Bike parking can also be innovative and opportunistic, such as this out of commission boat that uses the sliding racks like the ones that have been sitting unused at Hollywood & Western for a couple of years.
These bike racks have been kept under lock and key where they're safe, since 2005. Not one has been stolen.
These are some of the loneliest bike racks in the city of Los Angeles. The next closest racks are a mile to the west and a quarter mile to the east.
When in doubt, add some more racks.
Why can't we get along?
Apparently we can!
For the nature lover in all of us!
While the City of Los Angeles is full of examples such as these of weak and ineffective attempts to provide bike parking, the City Council went to work and put into place an ordinance specifying the City's bike parking standards. All that's required is the political will to implement this legislation.
From the Los Angeles Municipal Code: (LAMC 12.21-A. 16)
16. Bicycle Parking and Shower Facilities. (Added by Ord. No. 167,409, Eff. 12/19/91.) Off-street parking spaces for bicycles and facilities for employee showers and lockers shall be provided as follows:
(a) In the C and M zones, for any building, portion thereof or addition thereto used for non-residential purposes which contains a floor area in excess of 10,000 square feet, bicycle parking spaces shall be provided at the rate of two percent of the number of automobile parking spaces required by this section for such non-residential uses; provided, however, that at least one bicycle parking space shall be provided for any such building having a floor area in excess of 10,000 square feet of non-residential use. If the calculation of the number of required spaces under this paragraph results in a number including a fraction, the next highest whole number shall be the number of spaces required.
(b) The bicycle parking space requirements in Paragraph (a) shall also apply to any building, regardless of zone, owned by the City of Los Angeles and used by the City for government purposes which contains a floor area in excess of 10,000 square feet.
(c) All bicycle parking spaces required by this Subdivision shall include a stationary parking device which adequately supports the bicycle. In addition, at least half of the bicycle parking spaces shall include a stationary parking device which securely locks the bicycle without the use of a user-supplied cable or chain. Devices which hold the bicycle upright by wheel contact must hold at least 180 degrees of wheel arc.

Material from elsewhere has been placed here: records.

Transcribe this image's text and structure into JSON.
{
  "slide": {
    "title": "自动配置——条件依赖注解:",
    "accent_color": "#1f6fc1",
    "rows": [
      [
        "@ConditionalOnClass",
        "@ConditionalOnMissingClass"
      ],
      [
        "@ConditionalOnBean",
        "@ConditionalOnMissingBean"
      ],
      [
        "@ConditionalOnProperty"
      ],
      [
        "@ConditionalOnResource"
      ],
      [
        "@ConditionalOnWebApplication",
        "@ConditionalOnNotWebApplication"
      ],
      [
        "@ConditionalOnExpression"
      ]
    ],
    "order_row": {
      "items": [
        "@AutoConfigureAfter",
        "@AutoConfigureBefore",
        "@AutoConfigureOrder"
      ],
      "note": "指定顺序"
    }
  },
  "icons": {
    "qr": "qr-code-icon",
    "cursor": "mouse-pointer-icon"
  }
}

(d) Each bicycle parking space shall be a minimum of two feet in width and six feet in length and shall have a minimum of six feet of overhead clearance.
(e) Bicycle parking spaces shall be located no farther than the distance from a main entrance of the building to the nearest off-street automobile parking space.
(f) Bicycle parking spaces shall be separated from automobile parking spaces or aisles by a wall, fence, or curb or by at least five feet of open space marked to prohibit parking.
(g) Aisles providing access to bicycle parking spaces shall be at least five feet in width.
(h) Signage which is clearly legible upon approach to every automobile entrance to the parking facility shall be displayed indicating the availability and location of bicycle parking.
(i) Showers and lockers shall be provided as required by Section 91.6307 of this Code. (Amended by Ord. No. 177,103, Eff. 12/18/05.)
It was up to the LADOT Bikeways Division to develop the standards for bike parking and they did not disappoint!
While cities such as Chicago fumble along with commitments and results, Los Angeles demonstrates its unique approach to supporting the cycling community by putting pen to paper towel and drafting some almost accurate plans for bike parking installation, closing any back doors and putting to rest any insinuations that the LADOT is insincere in its support of cycling as a valid means of transportation.
(The paper towel is actually the bike rack plan offered by LADOT Bikeways to facilitate the installation of the bike racks at the Griffith Observatory. It's hard to imagine how it resulted in the re-installation and then the re-re-installation of the racks. It looks so simple, complete with the minor error included!)
Let there be no doubt. The evidence is in! The LADOT Bikeways Division is committed to supporting the cycling community!